The Supreme Court ruled Monday morning that the government cannot compel closely held corporations with religious owners to provide contraception coverage for its employees.
Two family-owned companies, Hobby Lobby and Conestoga Wood Specialties, had argued that the insurance requirement in President Barack Obama’s signature 2010 health care law violated a 1993 religious-freedom law.

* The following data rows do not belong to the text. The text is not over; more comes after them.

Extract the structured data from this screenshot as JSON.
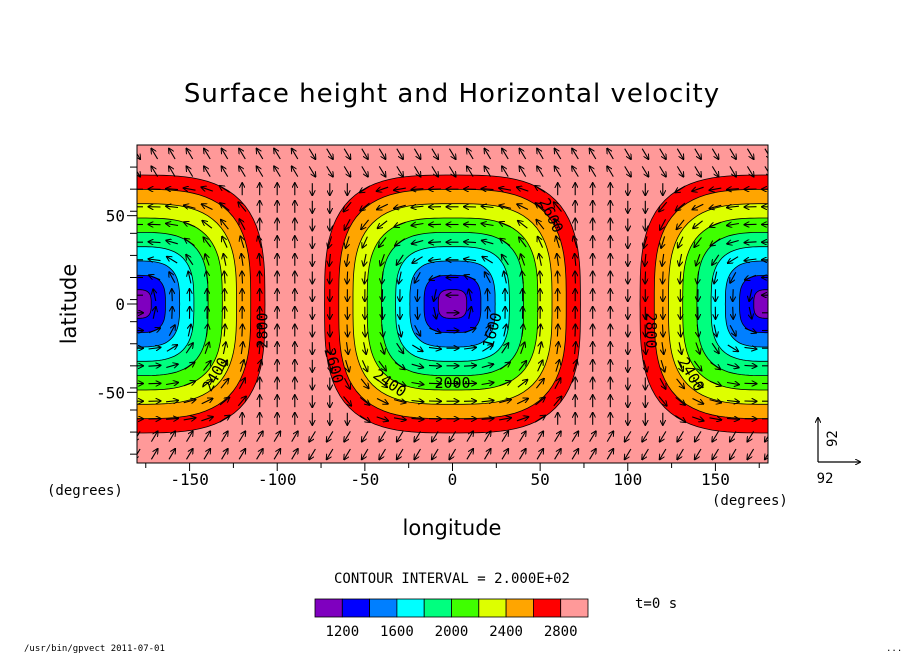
{
  "chart_data": {
    "type": "heatmap",
    "title": "Surface height and Horizontal velocity",
    "xlabel": "longitude",
    "ylabel": "latitude",
    "x_unit": "(degrees)",
    "y_unit": "(degrees)",
    "xlim": [
      -180,
      180
    ],
    "ylim": [
      -90,
      90
    ],
    "x_ticks": [
      -150,
      -100,
      -50,
      0,
      50,
      100,
      150
    ],
    "y_ticks": [
      50,
      0,
      -50
    ],
    "contour_interval_text": "CONTOUR INTERVAL = 2.000E+02",
    "time_text": "t=0 s",
    "levels": [
      1200,
      1400,
      1600,
      1800,
      2000,
      2200,
      2400,
      2600,
      2800,
      3000
    ],
    "legend_tick_labels": [
      1200,
      1600,
      2000,
      2400,
      2800
    ],
    "colors": [
      "#7f00bf",
      "#0000ff",
      "#007fff",
      "#00ffff",
      "#00ff7f",
      "#3fff00",
      "#ddff00",
      "#ffa500",
      "#ff0000",
      "#ff9999"
    ],
    "vortex_centers_lon": [
      -180,
      0,
      180
    ],
    "contour_labels": [
      {
        "text": "2400",
        "lon": -135,
        "lat": -40,
        "angle": -60
      },
      {
        "text": "2800",
        "lon": -108,
        "lat": -15,
        "angle": -90
      },
      {
        "text": "2600",
        "lon": -68,
        "lat": -35,
        "angle": 75
      },
      {
        "text": "2400",
        "lon": -36,
        "lat": -45,
        "angle": 35
      },
      {
        "text": "2000",
        "lon": 0,
        "lat": -45,
        "angle": 0
      },
      {
        "text": "1600",
        "lon": 23,
        "lat": -15,
        "angle": -75
      },
      {
        "text": "2600",
        "lon": 56,
        "lat": 50,
        "angle": 65
      },
      {
        "text": "2800",
        "lon": 113,
        "lat": -15,
        "angle": 90
      },
      {
        "text": "2400",
        "lon": 136,
        "lat": -40,
        "angle": 60
      }
    ],
    "reference_vector_label": "92"
  },
  "footer": {
    "program": "/usr/bin/gpvect  2011-07-01",
    "corner_mark": "..."
  }
}
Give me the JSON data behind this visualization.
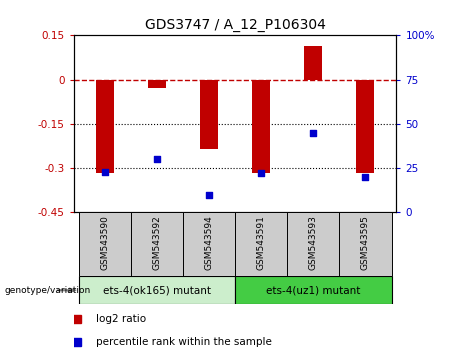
{
  "title": "GDS3747 / A_12_P106304",
  "samples": [
    "GSM543590",
    "GSM543592",
    "GSM543594",
    "GSM543591",
    "GSM543593",
    "GSM543595"
  ],
  "log2_ratio": [
    -0.315,
    -0.028,
    -0.235,
    -0.315,
    0.115,
    -0.315
  ],
  "percentile_rank": [
    23,
    30,
    10,
    22,
    45,
    20
  ],
  "bar_color": "#c00000",
  "dot_color": "#0000cc",
  "ylim_left": [
    -0.45,
    0.15
  ],
  "ylim_right": [
    0,
    100
  ],
  "yticks_left": [
    0.15,
    0.0,
    -0.15,
    -0.3,
    -0.45
  ],
  "yticks_left_labels": [
    "0.15",
    "0",
    "-0.15",
    "-0.3",
    "-0.45"
  ],
  "yticks_right": [
    100,
    75,
    50,
    25,
    0
  ],
  "right_ytick_labels": [
    "100%",
    "75",
    "50",
    "25",
    "0"
  ],
  "group1_label": "ets-4(ok165) mutant",
  "group2_label": "ets-4(uz1) mutant",
  "group1_indices": [
    0,
    1,
    2
  ],
  "group2_indices": [
    3,
    4,
    5
  ],
  "group1_color": "#cceecc",
  "group2_color": "#44cc44",
  "sample_box_color": "#cccccc",
  "legend_log2": "log2 ratio",
  "legend_pct": "percentile rank within the sample",
  "bar_width": 0.35
}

The health care law already excludes churches and other religious entities from the contraception mandate.
The Hobby Lobby arts-and-crafts retailer is operated by evangelical Christians, and cabinet manufacturer Conestoga Wood Specialties is owned by Mennonites.
The Obama administration argued that for-profit companies – even closely held ones – do not exercise religious rights as individuals and therefore are not covered by the 1993 Religious Freedom Restoration Act.
But the court, in a 5-4 vote and majority opinion written by Justice Samuel Alito, upheld an appeals court ruling on the case, finding that the government had failed to show that its mandate is the “least restrictive means of advancing its interest in guaranteeing cost-free access to birth control.”
Justice Anthony Kennedy wrote in a concurring opinion that the government could pay for the coverage itself so women could receive free contraception coverage.
The decision covers only the contraceptive mandate and does not necessarily apply to other insurance mandates, such as blood transfusions or vaccinations, if they conflict with an employer’s religious beliefs.